The Bronx offers many popular attractions, wildlife parks and is not the gangster district as it has often been portrayed in movies. Once in the Bronx, you will have a wide choice of places, monuments, museums to visit and discover.

What to do in the Bronx

  • The New York Botanical Garden, comprising nearly 50 gardens, covered in waterfalls and bicentennial trees, and the nearby Bronx Zoo, the largest urban zoo in the world.
  • Get the Bronx Tour Trolley, it's the best way to visit the Bronx and don't miss any of the Borough's major cultural institutions and attractions. It is also free.
  • The house of Edgar Allan Poe, a small country house where the writer spent the last years of his life.
  • It is also worth seeing in the Belmont neighborhood Pelham bay park, the largest park in New York, which is more than three times the size of Central Park in Manhattan. Pelham Bay Park's main attraction is Orchard Beach, Belmont's only public beach.
  • The baseball stadium of the legendary Yankees. It is a historic venue that has hosted more Champions League Baseball than any other stadium.
  • Little Italy of the Bronx, often considered more authentic than that of Manhattan. It is located in Belmont, one of the most fascinating areas of the Bronx.

5. Manhattan

Districts and neighborhoods of New York: what to see
Districts of New York - Manhattan -

And let's get to the icing on the cake! Manhattan is the heart of New York, the smallest but also the most densely populated district in the state, as well as in the whole of the United States. Manhattan is home to many large corporations, the United Nations, as well as numerous prestigious universities and many cultural attractions.

Then there are the museums, hotels, parks, shops, lights, squares. It is undeniable: almost everything you imagine of New York is in Manhattan ... Did you know that during the week, during the day, Manhattan doubles the population thanks to more than a million people who work there?
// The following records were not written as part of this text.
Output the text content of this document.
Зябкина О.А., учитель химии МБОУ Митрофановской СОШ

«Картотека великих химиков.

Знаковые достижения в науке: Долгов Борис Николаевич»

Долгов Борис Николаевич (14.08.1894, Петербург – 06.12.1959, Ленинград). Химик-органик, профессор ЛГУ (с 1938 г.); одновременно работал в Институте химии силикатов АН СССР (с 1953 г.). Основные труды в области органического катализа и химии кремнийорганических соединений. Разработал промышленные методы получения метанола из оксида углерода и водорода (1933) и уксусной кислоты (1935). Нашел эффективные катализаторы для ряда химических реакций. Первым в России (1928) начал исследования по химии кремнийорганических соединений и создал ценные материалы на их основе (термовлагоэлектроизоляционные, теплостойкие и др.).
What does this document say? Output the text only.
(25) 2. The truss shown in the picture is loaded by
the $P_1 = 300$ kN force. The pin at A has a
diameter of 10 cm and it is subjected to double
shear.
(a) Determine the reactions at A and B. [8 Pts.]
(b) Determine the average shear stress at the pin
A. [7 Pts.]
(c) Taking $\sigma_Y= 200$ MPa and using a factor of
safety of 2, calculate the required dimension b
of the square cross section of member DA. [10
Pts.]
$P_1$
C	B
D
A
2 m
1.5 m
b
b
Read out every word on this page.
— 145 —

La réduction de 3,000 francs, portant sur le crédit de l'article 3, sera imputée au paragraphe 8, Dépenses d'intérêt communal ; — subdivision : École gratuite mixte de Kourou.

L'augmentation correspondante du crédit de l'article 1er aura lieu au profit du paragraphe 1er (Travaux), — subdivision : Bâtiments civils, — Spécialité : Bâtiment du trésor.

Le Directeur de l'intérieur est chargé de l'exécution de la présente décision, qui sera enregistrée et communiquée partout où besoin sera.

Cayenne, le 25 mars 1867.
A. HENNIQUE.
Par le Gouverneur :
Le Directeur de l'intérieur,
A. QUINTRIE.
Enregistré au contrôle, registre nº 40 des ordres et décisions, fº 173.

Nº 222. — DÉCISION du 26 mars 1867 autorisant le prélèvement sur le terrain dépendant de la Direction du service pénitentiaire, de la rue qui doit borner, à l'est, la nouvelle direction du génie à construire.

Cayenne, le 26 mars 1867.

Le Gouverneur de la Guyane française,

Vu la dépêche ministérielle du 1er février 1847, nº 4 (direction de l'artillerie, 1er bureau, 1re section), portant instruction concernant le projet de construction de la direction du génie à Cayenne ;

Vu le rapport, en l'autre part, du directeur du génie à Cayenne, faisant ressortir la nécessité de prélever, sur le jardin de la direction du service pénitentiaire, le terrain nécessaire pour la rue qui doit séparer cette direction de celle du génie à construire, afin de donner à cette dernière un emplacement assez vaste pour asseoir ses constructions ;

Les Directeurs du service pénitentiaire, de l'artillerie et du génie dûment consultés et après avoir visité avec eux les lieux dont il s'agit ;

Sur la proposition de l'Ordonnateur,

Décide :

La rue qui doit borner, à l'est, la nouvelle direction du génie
The Borough of Manhattan can be divided into 11 major boroughs. Each of these Manhattan neighborhoods has its particularities, its history, its culture, its monuments.

Central Park
Greenwich Village
Little Italy
Lower Manhattan
Upper East Side
Upper West Side

What to see and do in Manhattan

  • Times Square - With its giant screens, neon signs and frenetic movement, Times Square, a temple of consumption, is the most famous square in the world.
  • Central Park - In the heart of New York, this beautiful green space built in the 19th century has been the subject of careful work that has made it an iconic park.
  • The empire state building - Located in Manhattan, this innovative building has New York's tallest open-air observatory, located on its 86th floor.
  • One World Observatory - Reach the top of the tallest building in the Western Hemisphere and take in spectacular views of New York.
  • Ground Zero - All that remains of the World Trade Center Twin Towers, but above all, an enduring symbol of New York that thinks of the 2974 people who died in the disaster.
  • Statue of Liberty - an illustrious monument and urban architectural symbol.
  • American Museum of Natural History - With over 32 million species this museum offers visitors a full day of interesting activities.
  • Top of the Rock - From 50th Street, start a quick climb along Rockefeller Center! In the end, a great reward: a breathtaking view of New York.
  • Madison Square Garden - it is a multipurpose hall that hosts sporting events and concerts.
  • The MoMA - This modern and contemporary art museum ranges from innovative European paintings and sculptures from the 1880s to today's cinema, design and performing arts.
  • Broadway - the most visited artery in the borough of Manhattan stands out as one of the must-see places in the city.
  • Chinatown - quintessential Chinese district full of restaurants, souvenir shops and street vendors.
  • Little Italy - generations of Italian immigrants settled in New York and founded Little Italy, this small Mediterranean corner.